Le champion le plus insaisissable du lac Champlain, a finalement élevé la tête sur le front de mer de Burlington. Bien que ce serpent maritime particulier ne soit pas la vraie affaire, juste un fac-similé scientifiquement plausible, il fait toujours des vagues avec des visiteurs au Echo Leahy Center pour le lac Champlain.
Début août, Echo a dévoilé une nouvelle exposition permanente intitulée « Champ: America’s Lake Monster ». Une année en cours, l’affichage multi-étage plonge profondément dans l’histoire, le folklore, la science et la spéculation entourant le célèbre cryptide aquatique du Vermont.
Les visiteurs du musée des sciences sont accueillis par une sculpture de champion de 30 pieds de long et de 2 000 livres qui pend au plafond. Installé en 2024, il rappelle la baleine bleue grandeur nature exposée à l’American Museum of Natural History à New York – ou à la sculpture de T. rex en Jurassique. Depuis un endroit au troisième étage, les visiteurs peuvent prendre des photos devant Champ. Selon l’affichage, les créateurs l’ont imaginé en combinant les traits physiques d’un plésiosaure préhistorique, un esturgeon et un bébé crocodile – parce que les dents de crocodile adultes ont été jugées trop effrayantes pour les jeunes enfants.
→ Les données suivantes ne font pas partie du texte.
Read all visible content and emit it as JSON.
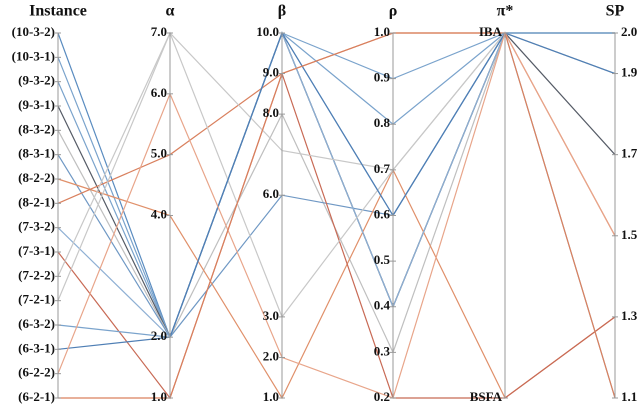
{
  "chart_data": {
    "type": "parallel",
    "dimensions": [
      {
        "label": "Instance",
        "categories": [
          "(6-2-1)",
          "(6-2-2)",
          "(6-3-1)",
          "(6-3-2)",
          "(7-2-1)",
          "(7-2-2)",
          "(7-3-1)",
          "(7-3-2)",
          "(8-2-1)",
          "(8-2-2)",
          "(8-3-1)",
          "(8-3-2)",
          "(9-3-1)",
          "(9-3-2)",
          "(10-3-1)",
          "(10-3-2)"
        ]
      },
      {
        "label": "α",
        "ylim": [
          1,
          7
        ],
        "yticks": [
          {
            "value": 1,
            "label": "1.0"
          },
          {
            "value": 2,
            "label": "2.0"
          },
          {
            "value": 4,
            "label": "4.0"
          },
          {
            "value": 5,
            "label": "5.0"
          },
          {
            "value": 6,
            "label": "6.0"
          },
          {
            "value": 7,
            "label": "7.0"
          }
        ]
      },
      {
        "label": "β",
        "ylim": [
          1,
          10
        ],
        "yticks": [
          {
            "value": 1,
            "label": "1.0"
          },
          {
            "value": 2,
            "label": "2.0"
          },
          {
            "value": 3,
            "label": "3.0"
          },
          {
            "value": 6,
            "label": "6.0"
          },
          {
            "value": 8,
            "label": "8.0"
          },
          {
            "value": 9,
            "label": "9.0"
          },
          {
            "value": 10,
            "label": "10.0"
          }
        ]
      },
      {
        "label": "ρ",
        "ylim": [
          0.2,
          1
        ],
        "yticks": [
          0.2,
          0.3,
          0.4,
          0.5,
          0.6,
          0.7,
          0.8,
          0.9,
          {
            "value": 1,
            "label": "1.0"
          }
        ]
      },
      {
        "label": "π*",
        "categories": [
          "BSFA",
          "IBA"
        ]
      },
      {
        "label": "SP",
        "ylim": [
          1.1,
          2
        ],
        "yticks": [
          1.1,
          1.3,
          1.5,
          1.7,
          1.9,
          {
            "value": 2,
            "label": "2.0"
          }
        ],
        "tick_side": "right"
      }
    ],
    "series": [
      {
        "color": "#5a8cc0",
        "values": [
          "(10-3-2)",
          2,
          10,
          0.4,
          "IBA",
          2
        ]
      },
      {
        "color": "#7aa3cc",
        "values": [
          "(10-3-1)",
          2,
          10,
          0.6,
          "IBA",
          1.9
        ]
      },
      {
        "color": "#7aa3cc",
        "values": [
          "(9-3-2)",
          2,
          10,
          0.8,
          "IBA",
          2
        ]
      },
      {
        "color": "#555b66",
        "values": [
          "(9-3-1)",
          2,
          10,
          0.4,
          "IBA",
          1.7
        ]
      },
      {
        "color": "#bfbfbf",
        "values": [
          "(8-3-2)",
          2,
          8,
          0.3,
          "IBA",
          1.9
        ]
      },
      {
        "color": "#6f98c4",
        "values": [
          "(8-3-1)",
          2,
          6,
          0.6,
          "IBA",
          2
        ]
      },
      {
        "color": "#e0906a",
        "values": [
          "(8-2-2)",
          4,
          1,
          0.7,
          "BSFA",
          1.3
        ]
      },
      {
        "color": "#d9805e",
        "values": [
          "(8-2-1)",
          5,
          9,
          1,
          "IBA",
          1.5
        ]
      },
      {
        "color": "#8fb0d4",
        "values": [
          "(7-3-2)",
          2,
          10,
          0.4,
          "IBA",
          1.1
        ]
      },
      {
        "color": "#c86a55",
        "values": [
          "(7-3-1)",
          1,
          9,
          0.2,
          "BSFA",
          1.3
        ]
      },
      {
        "color": "#c8c8c8",
        "values": [
          "(7-2-2)",
          7,
          3,
          0.7,
          "IBA",
          1.1
        ]
      },
      {
        "color": "#c8c8c8",
        "values": [
          "(7-2-1)",
          7,
          7.1,
          0.7,
          "IBA",
          2
        ]
      },
      {
        "color": "#7aa3cc",
        "values": [
          "(6-3-2)",
          2,
          10,
          0.9,
          "IBA",
          2
        ]
      },
      {
        "color": "#4f7fb5",
        "values": [
          "(6-3-1)",
          2,
          10,
          0.6,
          "IBA",
          1.9
        ]
      },
      {
        "color": "#e8a58a",
        "values": [
          "(6-2-2)",
          6,
          2,
          0.2,
          "IBA",
          1.5
        ]
      },
      {
        "color": "#d9805e",
        "values": [
          "(6-2-1)",
          1,
          9,
          1,
          "IBA",
          1.1
        ]
      }
    ]
  }
}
L’entrée au premier étage présente une chronologie des origines de Champ, en commençant par les anciennes légendes des monstres marins, des dragons d’eau et d’autres léviathans de la baleine du profond. Il retrace ensuite la popularité croissante de la légende à l’ère du cirque de la fin du XIXe siècle. En 1873, PT Barnum a offert une récompense de 50 000 $ – plus d’un million de dollars en 2025 dollars – à tous ceux qui lui ont apporté le monstre du lac Champlain, mort ou vivant. Au cours de ces années, les rumeurs abondaient, principalement parmi les citadins, d’une créature d’eau massive qui ramperait à terre et dévorait le bétail.
Après que les informations sur le Loch Ness Monster de l’Écosse se soient répandues dans le monde dans les années 1930, le monstre marin du lac Champlain s’est estompé dans l’obscurité – c’est-à-dire jusqu’en 1977, lorsque la légende de Sandra Mansi d’une créature aquatique et dinosaure « a ramené la légende à la surface », a déclaré Katelyn Olson, directeur des ressources humaines d’Echo.
Dans les années 1990, la créature du lac Champlain, surnommée « Champy » ou « Champ », figurait dans des articles de journaux et de magazines ainsi que d’autres bêtes mystérieuses telles que Sasquatch, Nessie et The Jersey Devil. Il est passé de la «légende locale au mystère commercialisable», note l’affichage.
Les conservateurs d’Echo souhaitent créer une exposition autour de la photo originale de Mansi de Champ depuis 2012, lorsque la famille Mansi l’a offert au musée, a déclaré Olson. L’année dernière, Echo a reçu une subvention de 117 800 $ du Vermont Department of Tourism and Marketing, qui a financé l’exposition en combinaison avec des dons privés.
« Champ: America’s Lake Monster » diffère des autres expositions d’écho dans son utilisation d’électronique interactive telle qu’un jeu vidéo de type grenouille, dans lequel les joueurs essaient de rentrer en toute sécurité Champ à la maison en déplaçant la créature à travers une rivière, des vaches passées et à travers les voies ferrées.
Au deuxième étage du musée, un « Champ Interactive Design Studio » permet aux visiteurs de colorer leur propre champion sur un écran vidéo, puis de le « libérer » dans un aquarium numérique.
De peur que quiconque ne remet en question la base scientifique de l’existence de Champ, l’exposition présente une démonstration multimédia d’experts locaux discutant de quels animaux moins fantaisistes auraient pu être confondus avec Champ au fil des ans, avec des faits sur la façon dont les chercheurs découvrent et étudient les créatures qui vivent dans le lac. Que vous cachiez la légende ou que vous vouliez croire, il y a quelque chose pour vous.